Monday, January 28, 2008

More Movie Magic with the Anti-Gun Elite

Geeks at Slashdot bring us a review of the movie Untraceable. I don't care much for the plot, but they point out an interesting bit from the movie.
Batter up! I think that an FBI cyber crime expert would have a pop-up blocker installed, but moving on. If a criminal wanted to gain access to your machine to steal your financial records, tricking you into downloading and installing a trojan horse as part of another program, is probably exactly how they'd do it. (However, a trojan wouldn't automatically and instantly find a file full of passwords, even if she did named it "passwords.txt" as bait.) The biggest slip is that if you upload a trojan horse back to someone who was downloading data from your machine, there's still no way to force the remote criminal's computer to run it, as happens in the movie. And a criminal that smart would probably be running the operation from the compromised PC of someone in another city, not stealing a neighbor's wireless access. (In any case, while having the criminal's IP address would allow you to go to someone's ISP and ask them to turn over the records of where that person lived, the characters should not have been able to narrow an IP address down to a person's house without that extra step.) Also, if I heard right, the FBI figures out who the guilty neighbor is even though he has no priors, based on the fact that he has two registered handguns. That will offend a certain portion of the audience, so viewers of "27 Dresses" in some cinemas may hear angry gunfire coming from the next theater.
Funny that they point to the Michigan Militia as those that would get offended. Not that any one else would see this as more of the same from the left coast. One commenter even points out that if the guy were a criminal there is no reason to believe that he would have registered his handguns.

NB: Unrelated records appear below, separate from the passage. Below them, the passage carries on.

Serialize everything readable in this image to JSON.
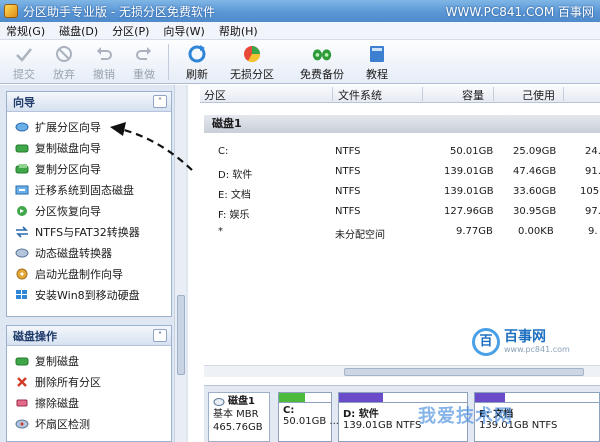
{
  "window": {
    "title": "分区助手专业版 - 无损分区免费软件",
    "watermark": "WWW.PC841.COM 百事网"
  },
  "menubar": {
    "items": [
      {
        "label": "常规(G)"
      },
      {
        "label": "磁盘(D)"
      },
      {
        "label": "分区(P)"
      },
      {
        "label": "向导(W)"
      },
      {
        "label": "帮助(H)"
      }
    ]
  },
  "toolbar": {
    "commit": "提交",
    "discard": "放弃",
    "undo": "撤销",
    "redo": "重做",
    "refresh": "刷新",
    "lossless": "无损分区",
    "backup": "免费备份",
    "tutorial": "教程"
  },
  "sidebar": {
    "wizard": {
      "title": "向导",
      "items": [
        {
          "label": "扩展分区向导"
        },
        {
          "label": "复制磁盘向导"
        },
        {
          "label": "复制分区向导"
        },
        {
          "label": "迁移系统到固态磁盘"
        },
        {
          "label": "分区恢复向导"
        },
        {
          "label": "NTFS与FAT32转换器"
        },
        {
          "label": "动态磁盘转换器"
        },
        {
          "label": "启动光盘制作向导"
        },
        {
          "label": "安装Win8到移动硬盘"
        }
      ]
    },
    "disk_ops": {
      "title": "磁盘操作",
      "items": [
        {
          "label": "复制磁盘"
        },
        {
          "label": "删除所有分区"
        },
        {
          "label": "擦除磁盘"
        },
        {
          "label": "坏扇区检测"
        }
      ]
    }
  },
  "table": {
    "headers": {
      "partition": "分区",
      "filesystem": "文件系统",
      "capacity": "容量",
      "used": "己使用",
      "extra": ""
    },
    "disk_label": "磁盘1",
    "rows": [
      {
        "name": "C:",
        "fs": "NTFS",
        "capacity": "50.01GB",
        "used": "25.09GB",
        "extra": "24."
      },
      {
        "name": "D: 软件",
        "fs": "NTFS",
        "capacity": "139.01GB",
        "used": "47.46GB",
        "extra": "91."
      },
      {
        "name": "E: 文档",
        "fs": "NTFS",
        "capacity": "139.01GB",
        "used": "33.60GB",
        "extra": "105."
      },
      {
        "name": "F: 娱乐",
        "fs": "NTFS",
        "capacity": "127.96GB",
        "used": "30.95GB",
        "extra": "97."
      },
      {
        "name": "*",
        "fs": "未分配空间",
        "capacity": "9.77GB",
        "used": "0.00KB",
        "extra": "9."
      }
    ]
  },
  "diskmap": {
    "disk": {
      "name": "磁盘1",
      "type": "基本 MBR",
      "size": "465.76GB"
    },
    "partitions": [
      {
        "name": "C:",
        "desc": "50.01GB ...",
        "fill": 0.5,
        "color": "#4cbb3c"
      },
      {
        "name": "D: 软件",
        "desc": "139.01GB NTFS",
        "fill": 0.34,
        "color": "#6a4bc9"
      },
      {
        "name": "E: 文档",
        "desc": "139.01GB NTFS",
        "fill": 0.24,
        "color": "#6a4bc9"
      }
    ]
  },
  "brand": {
    "name": "百事网",
    "url": "www.pc841.com",
    "circle": "百",
    "footer": "我爱技术网"
  }
}
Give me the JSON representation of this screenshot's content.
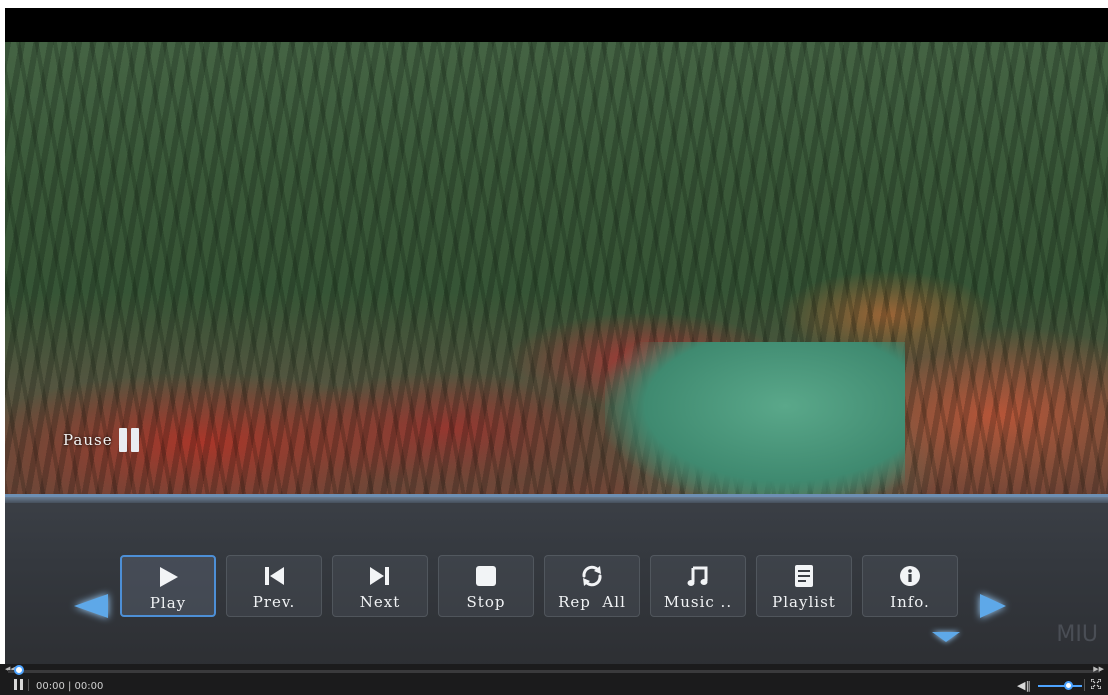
{
  "osd": {
    "pause_label": "Pause"
  },
  "menu": {
    "buttons": [
      {
        "label": "Play",
        "icon": "play-icon",
        "selected": true
      },
      {
        "label": "Prev.",
        "icon": "previous-icon",
        "selected": false
      },
      {
        "label": "Next",
        "icon": "next-icon",
        "selected": false
      },
      {
        "label": "Stop",
        "icon": "stop-icon",
        "selected": false
      },
      {
        "label": "Rep  All",
        "icon": "repeat-icon",
        "selected": false
      },
      {
        "label": "Music ..",
        "icon": "music-note-icon",
        "selected": false
      },
      {
        "label": "Playlist",
        "icon": "playlist-icon",
        "selected": false
      },
      {
        "label": "Info.",
        "icon": "info-icon",
        "selected": false
      }
    ]
  },
  "watermark": "MIU",
  "player_bar": {
    "time": "00:00 | 00:00",
    "seek_progress": 0.0,
    "volume_level": 0.7
  },
  "colors": {
    "accent": "#4da3ff",
    "selected_border": "#4d8fd6",
    "arrow": "#5ea8e8"
  }
}
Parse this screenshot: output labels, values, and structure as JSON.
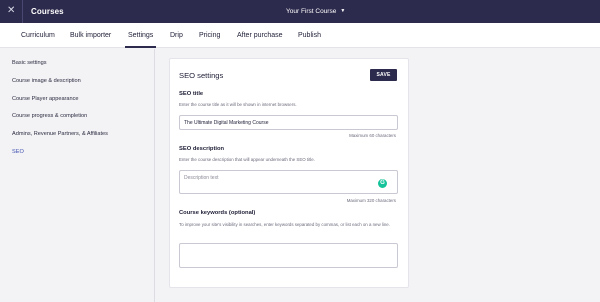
{
  "topbar": {
    "close_icon": "close-icon",
    "close_glyph": "✕",
    "title": "Courses",
    "course_select": "Your First Course",
    "caret_glyph": "▼"
  },
  "tabs": [
    {
      "label": "Curriculum"
    },
    {
      "label": "Bulk importer"
    },
    {
      "label": "Settings",
      "active": true
    },
    {
      "label": "Drip"
    },
    {
      "label": "Pricing"
    },
    {
      "label": "After purchase"
    },
    {
      "label": "Publish"
    }
  ],
  "sidebar": {
    "items": [
      {
        "label": "Basic settings"
      },
      {
        "label": "Course image & description"
      },
      {
        "label": "Course Player appearance"
      },
      {
        "label": "Course progress & completion"
      },
      {
        "label": "Admins, Revenue Partners, & Affiliates"
      },
      {
        "label": "SEO",
        "active": true
      }
    ]
  },
  "seo": {
    "title": "SEO settings",
    "save_label": "SAVE",
    "seo_title": {
      "label": "SEO title",
      "help": "Enter the course title as it will be shown in internet browsers.",
      "value": "The Ultimate Digital Marketing Course",
      "counter": "Maximum 60 characters"
    },
    "seo_description": {
      "label": "SEO description",
      "help": "Enter the course description that will appear underneath the SEO title.",
      "placeholder": "Description text",
      "counter": "Maximum 320 characters",
      "grammarly_glyph": "G"
    },
    "keywords": {
      "label": "Course keywords (optional)",
      "help": "To improve your site's visibility in searches, enter keywords separated by commas, or list each on a new line."
    }
  },
  "colors": {
    "topbar": "#2d2b4d",
    "accent_link": "#3d4fb0",
    "grammarly": "#15c39a"
  }
}
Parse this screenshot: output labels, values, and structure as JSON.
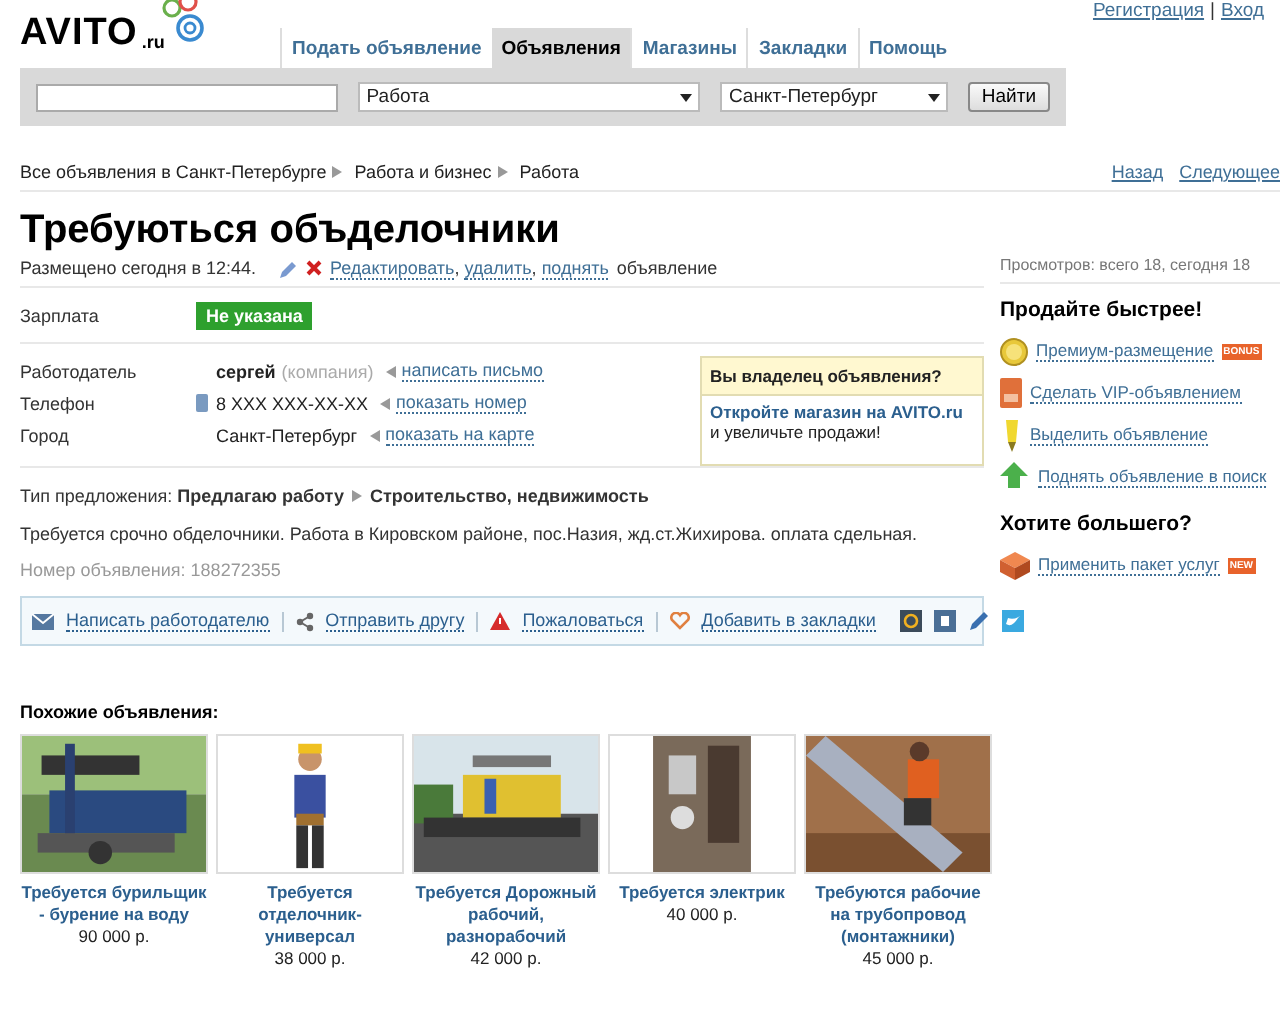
{
  "header": {
    "logo": {
      "name": "AVITO",
      "suffix": ".ru"
    },
    "auth_links": [
      "Регистрация",
      "Вход"
    ],
    "auth_separator": "|",
    "tabs": [
      {
        "label": "Подать объявление",
        "selected": false
      },
      {
        "label": "Объявления",
        "selected": true
      },
      {
        "label": "Магазины",
        "selected": false
      },
      {
        "label": "Закладки",
        "selected": false
      },
      {
        "label": "Помощь",
        "selected": false
      }
    ],
    "search": {
      "category": "Работа",
      "city": "Санкт-Петербург",
      "button": "Найти"
    }
  },
  "breadcrumbs": [
    "Все объявления в Санкт-Петербурге",
    "Работа и бизнес",
    "Работа"
  ],
  "nav_links": [
    "Назад",
    "Следующее"
  ],
  "listing": {
    "title": "Требуються объделочники",
    "posted": "Размещено сегодня в 12:44.",
    "edit_links": [
      "Редактировать",
      "удалить",
      "поднять"
    ],
    "edit_separator": ",",
    "edit_suffix": "объявление",
    "views": "Просмотров: всего 18, сегодня 18",
    "salary": {
      "label": "Зарплата",
      "value": "Не указана"
    },
    "contacts": [
      {
        "label": "Работодатель",
        "value": "сергей",
        "note": "(компания)",
        "action": "написать письмо",
        "kind": "name"
      },
      {
        "label": "Телефон",
        "value": "8 XXX XXX-XX-XX",
        "action": "показать номер",
        "kind": "phone"
      },
      {
        "label": "Город",
        "value": "Санкт-Петербург",
        "action": "показать на карте",
        "kind": "city"
      }
    ],
    "offer_type": {
      "label": "Тип предложения:",
      "values": [
        "Предлагаю работу",
        "Строительство, недвижимость"
      ]
    },
    "description": "Требуется срочно обделочники. Работа в Кировском районе, пос.Назия, жд.ст.Жихирова. оплата сдельная.",
    "ad_number": {
      "label": "Номер объявления:",
      "value": "188272355"
    }
  },
  "owner_box": {
    "title": "Вы владелец объявления?",
    "link": "Откройте магазин на AVITO.ru",
    "text": "и увеличьте продажи!"
  },
  "sidebar": [
    {
      "heading": "Продайте быстрее!",
      "items": [
        {
          "label": "Премиум-размещение",
          "badge": "BONUS",
          "kind": "coin"
        },
        {
          "label": "Сделать VIP-объявлением",
          "kind": "vip"
        },
        {
          "label": "Выделить объявление",
          "kind": "marker"
        },
        {
          "label": "Поднять объявление в поиск",
          "kind": "up"
        }
      ]
    },
    {
      "heading": "Хотите большего?",
      "items": [
        {
          "label": "Применить пакет услуг",
          "badge": "NEW",
          "kind": "box"
        }
      ]
    }
  ],
  "actions": [
    {
      "label": "Написать работодателю",
      "kind": "mail"
    },
    {
      "label": "Отправить другу",
      "kind": "share"
    },
    {
      "label": "Пожаловаться",
      "kind": "warn"
    },
    {
      "label": "Добавить в закладки",
      "kind": "heart"
    }
  ],
  "share_icons": [
    {
      "kind": "mail"
    },
    {
      "kind": "vk"
    },
    {
      "kind": "pen"
    },
    {
      "kind": "twitter"
    }
  ],
  "similar": {
    "heading": "Похожие объявления:",
    "items": [
      {
        "title": "Требуется бурильщик - бурение на воду",
        "price": "90 000 р.",
        "kind": "picture"
      },
      {
        "title": "Требуется отделочник-универсал",
        "price": "38 000 р.",
        "kind": "picture"
      },
      {
        "title": "Требуется Дорожный рабочий, разнорабочий",
        "price": "42 000 р.",
        "kind": "picture"
      },
      {
        "title": "Требуется электрик",
        "price": "40 000 р.",
        "kind": "picture"
      },
      {
        "title": "Требуются рабочие на трубопровод (монтажники)",
        "price": "45 000 р.",
        "kind": "picture"
      }
    ]
  }
}
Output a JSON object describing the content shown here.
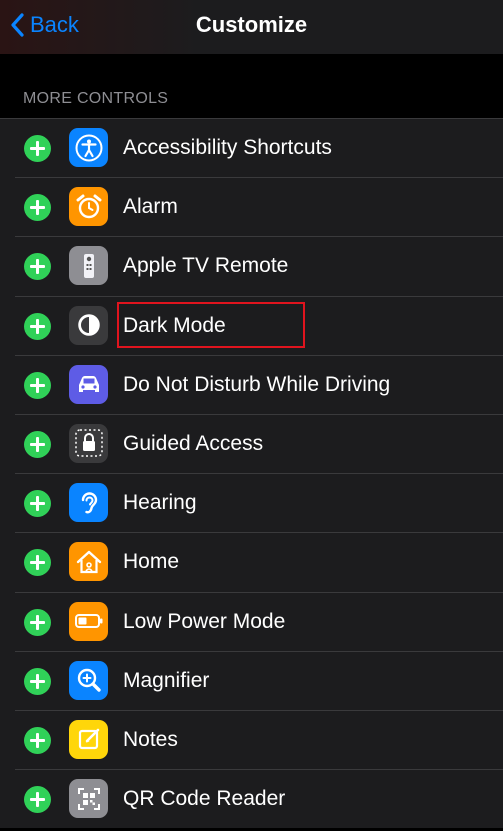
{
  "nav": {
    "back_label": "Back",
    "title": "Customize"
  },
  "section": {
    "header": "MORE CONTROLS"
  },
  "items": [
    {
      "label": "Accessibility Shortcuts",
      "icon": "accessibility-icon",
      "color": "#0a84ff"
    },
    {
      "label": "Alarm",
      "icon": "alarm-clock-icon",
      "color": "#ff9500"
    },
    {
      "label": "Apple TV Remote",
      "icon": "tv-remote-icon",
      "color": "#8e8e93"
    },
    {
      "label": "Dark Mode",
      "icon": "dark-mode-icon",
      "color": "#3a3a3c"
    },
    {
      "label": "Do Not Disturb While Driving",
      "icon": "car-icon",
      "color": "#5e5ce6"
    },
    {
      "label": "Guided Access",
      "icon": "lock-icon",
      "color": "#3a3a3c"
    },
    {
      "label": "Hearing",
      "icon": "ear-icon",
      "color": "#0a84ff"
    },
    {
      "label": "Home",
      "icon": "home-icon",
      "color": "#ff9500"
    },
    {
      "label": "Low Power Mode",
      "icon": "battery-icon",
      "color": "#ff9500"
    },
    {
      "label": "Magnifier",
      "icon": "magnifier-icon",
      "color": "#0a84ff"
    },
    {
      "label": "Notes",
      "icon": "notes-icon",
      "color": "#ffd60a"
    },
    {
      "label": "QR Code Reader",
      "icon": "qr-code-icon",
      "color": "#8e8e93"
    }
  ],
  "colors": {
    "accent": "#0a84ff",
    "add": "#30d158",
    "highlight": "#e0141e"
  }
}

Of course, this just points to the idea that if you have a gun, legally purchased and registered, you're still considered a criminal.


2 comments:

Unknown said...

Have a look at AnVir Security Suite.
http://www.anvir.com/securitysuite
It gives full control of the computer:
• Remove spyware, trojans and viruses
• Speed up Windows boot time
• Increase PC performance
• Learn more about what is going on under the hood

Features:
- Descriptions for startup programs and Windows services
- Security analysis of processes, startup programs and Windows services
- Automatically change process priority
- Permanently block undesired processes
- Monitor and manage processes threads and handles
- Get processes performance statistics
- Monitor and manage processes, services, startup programs, internet connections, DLLs, drivers, locked files
- Alerts on new startups, block undesired startup programs
- Minimize windows to system tray and save taskbar space
- Quick access to last launched programs and last opened folders in system tray
- Dynamic icons in tray for CPU, memory and disk load
- Automatically change process priority
- Permanently block undesired processes
- Monitor and manage processes threads and handles
- Get processes performance statistics

I like it and I bought it few months ago.
Freeware edition: http://www.anvir.com/taskmanagerfree

BobG said...

Looks like you lassoed in a spammer.